Speaking with reporters aboard his aircraft while en route to New York following his White House meeting, Binali Yildirim termed his meeting with Mike Pence as “very productive”.
Yildirim said he urged his U.S. counterpart to end all FETO activities in the country.
FETO and its U.S.-based leader Fetullah Gulen orchestrated the defeated July 2016 coup attempt in Turkey that left 250 people martyred and nearly 2,200 injured. FETO is also held accountable for being behind a long-running campaign to overthrow the state through the infiltration of Turkish institutions.
The premier said he also conveyed Turkey's concerns over U.S. arms support to the PKK/PYD terror group and said the U.S. must halt its support.
He also expressed Turkey's expectation of more support from the U.S. in combating the PKK terrorist group.

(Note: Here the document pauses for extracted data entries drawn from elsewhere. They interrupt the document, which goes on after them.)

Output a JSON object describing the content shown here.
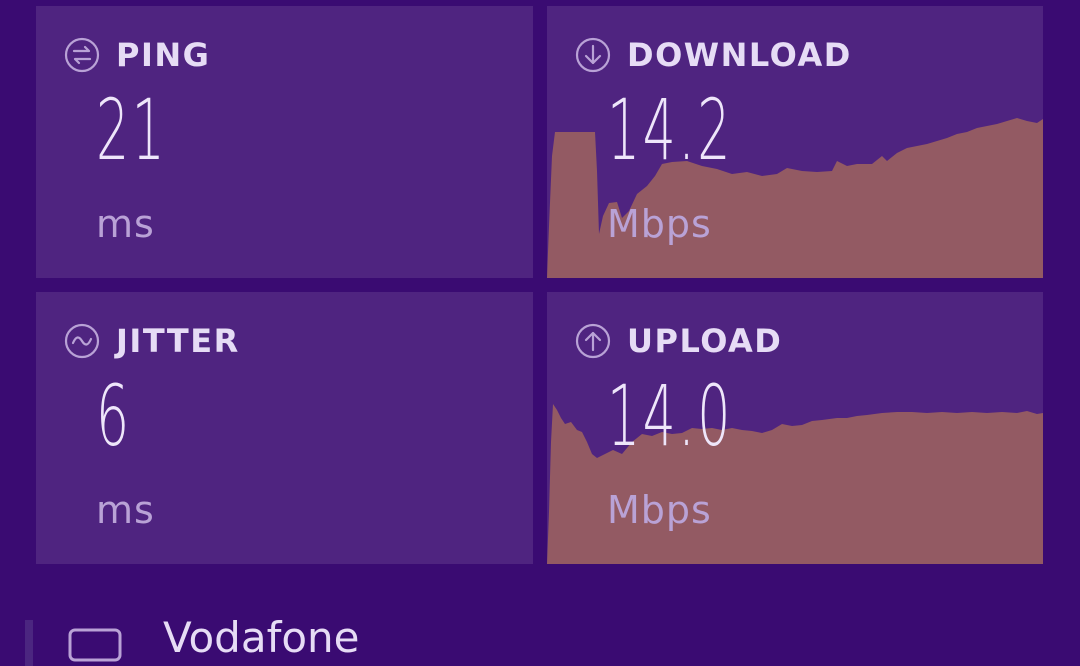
{
  "colors": {
    "background": "#3a0b72",
    "card": "#4f2480",
    "chart_fill": "#935a63",
    "text": "#e6dcf5",
    "unit_text": "#b9a2d6"
  },
  "ping": {
    "label": "PING",
    "value": "21",
    "unit": "ms",
    "icon": "ping-icon"
  },
  "download": {
    "label": "DOWNLOAD",
    "value": "14.2",
    "unit": "Mbps",
    "icon": "download-arrow-icon"
  },
  "jitter": {
    "label": "JITTER",
    "value": "6",
    "unit": "ms",
    "icon": "jitter-wave-icon"
  },
  "upload": {
    "label": "UPLOAD",
    "value": "14.0",
    "unit": "Mbps",
    "icon": "upload-arrow-icon"
  },
  "provider": {
    "name": "Vodafone",
    "icon": "device-icon"
  }
}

"We spoke frankly about the YPG [PKK/PYD].
"Our meeting actually went very productive. We have discussed our issues honestly and sincerely with each other. We have addressed bilateral and regional matters."

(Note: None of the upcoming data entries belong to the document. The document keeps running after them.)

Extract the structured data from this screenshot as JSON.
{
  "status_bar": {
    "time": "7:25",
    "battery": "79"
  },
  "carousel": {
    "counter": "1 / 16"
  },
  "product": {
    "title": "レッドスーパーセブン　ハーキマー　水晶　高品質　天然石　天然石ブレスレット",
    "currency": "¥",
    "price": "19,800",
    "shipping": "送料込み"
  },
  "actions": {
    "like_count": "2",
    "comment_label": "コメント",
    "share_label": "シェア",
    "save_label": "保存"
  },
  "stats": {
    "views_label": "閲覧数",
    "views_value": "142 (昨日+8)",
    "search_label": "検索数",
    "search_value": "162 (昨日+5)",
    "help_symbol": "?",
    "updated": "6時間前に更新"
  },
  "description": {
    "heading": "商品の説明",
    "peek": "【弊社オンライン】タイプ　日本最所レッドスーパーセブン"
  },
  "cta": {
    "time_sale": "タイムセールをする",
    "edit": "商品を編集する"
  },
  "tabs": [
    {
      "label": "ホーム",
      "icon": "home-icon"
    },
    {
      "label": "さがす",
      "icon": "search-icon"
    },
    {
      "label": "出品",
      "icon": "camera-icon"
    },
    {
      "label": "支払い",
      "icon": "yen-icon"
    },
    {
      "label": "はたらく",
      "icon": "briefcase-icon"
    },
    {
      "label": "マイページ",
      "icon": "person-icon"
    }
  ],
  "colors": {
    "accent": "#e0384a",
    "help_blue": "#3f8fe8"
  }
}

Both officials underlined the significance of "long-rooted ally relationship and strategic partnership" and expressed a desire to "open new page" in Turkey-U.S. relations through constructive dialogue.
"We have agreed on continuation of infinite bilateral dialogue and to 24-hour communication channel when instant response is needed on issues. Our phones will always be available for each other," he said.
About the recent visa row between Turkey and the U.S., Yildirim said: "We expect it to return to normal situation from now on.
“In terms of general atmosphere, I have seen the will to improve the relations with mutual trust and sincerity... We will see the progress in time and we will follow it up. I have gained a positive impression from the vice President's views."
The visa row was sparked on Oct. 8, when the U.S. Embassy announced the suspension of non-immigrant visa services to Turkish nationals. That move followed the arrest of a local employee at the U.S. Consulate in Istanbul, prompting a tit-for-tat response from Ankara.